Along these lines, I recently open sourced github-ds, which contains a GitHub::Result class. We use GitHub::Result at GitHub more and more of late to bake resiliency in at the beginning of projects. GitHub::KV is a good example of GitHub::Result in the real world, but here is a little taste:

def do_something
  1
end

def do_something_that_errors
  raise "noooooppppeeeee"
end

result = GitHub::Result.new { do_something }
p result.ok? # => true
p result.value! # => 1

result = GitHub::Result.new { do_something_that_errors }
p result.ok? # => false
p result.value { "default when error happens" } # => "default when error happens"
begin
  result.value! # raises exception because error happened
rescue => error
  p result.error
  p error
end

# Outputs Step 1, 2, 3
result = GitHub::Result.new {
  GitHub::Result.new { puts "Step 1: success!" }
}.then { |value|
  GitHub::Result.new { puts "Step 2: success!" }
}.then { |value|
  GitHub::Result.new { puts "Step 3: success!" }
}
p result.ok? # => true

# Outputs Step 1, 2 and stops.
result = GitHub::Result.new {
  GitHub::Result.new { puts "Step 1: success!" }
}.then { |value|
  GitHub::Result.new {
    puts "Step 2: failed!"
    raise
  }
}.then { |value|
  GitHub::Result.new {
    puts "Step 3: should not get here because previous step failed!"
  }
}
p result.ok? # => false

Conclusion

Welp, this article has rambled on long enough.

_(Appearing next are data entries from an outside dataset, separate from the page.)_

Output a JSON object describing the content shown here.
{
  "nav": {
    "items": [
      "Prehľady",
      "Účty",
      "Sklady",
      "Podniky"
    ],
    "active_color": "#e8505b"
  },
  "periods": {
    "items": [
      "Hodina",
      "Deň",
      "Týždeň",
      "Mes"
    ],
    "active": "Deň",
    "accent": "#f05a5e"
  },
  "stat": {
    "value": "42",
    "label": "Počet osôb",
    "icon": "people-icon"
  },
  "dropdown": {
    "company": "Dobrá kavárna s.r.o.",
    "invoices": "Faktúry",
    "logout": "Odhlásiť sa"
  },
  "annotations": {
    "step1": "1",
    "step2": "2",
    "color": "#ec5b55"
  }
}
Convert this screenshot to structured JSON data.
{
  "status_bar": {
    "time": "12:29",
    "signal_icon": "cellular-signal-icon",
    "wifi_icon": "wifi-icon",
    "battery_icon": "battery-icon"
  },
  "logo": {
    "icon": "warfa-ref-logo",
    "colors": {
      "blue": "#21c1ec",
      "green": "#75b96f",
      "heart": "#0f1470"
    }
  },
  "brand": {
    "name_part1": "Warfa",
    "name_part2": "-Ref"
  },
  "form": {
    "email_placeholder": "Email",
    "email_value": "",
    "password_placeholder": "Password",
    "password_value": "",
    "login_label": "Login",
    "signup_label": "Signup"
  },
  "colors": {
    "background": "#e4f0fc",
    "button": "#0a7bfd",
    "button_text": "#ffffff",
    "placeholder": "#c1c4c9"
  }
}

It is by no means a comprehensive article on resiliency, but it covers step 1, which is handling failure. The key to me including a layer on top that bakes in the resiliency, making it easy for callers to do the right thing in the face of failure. Using response objects and/or GitHub::Result can definitely help with that.

I am not going to be wreckless and promise that I will write up step 2, but if I do, there is a good chance it will be titled “Limit Everything”. :)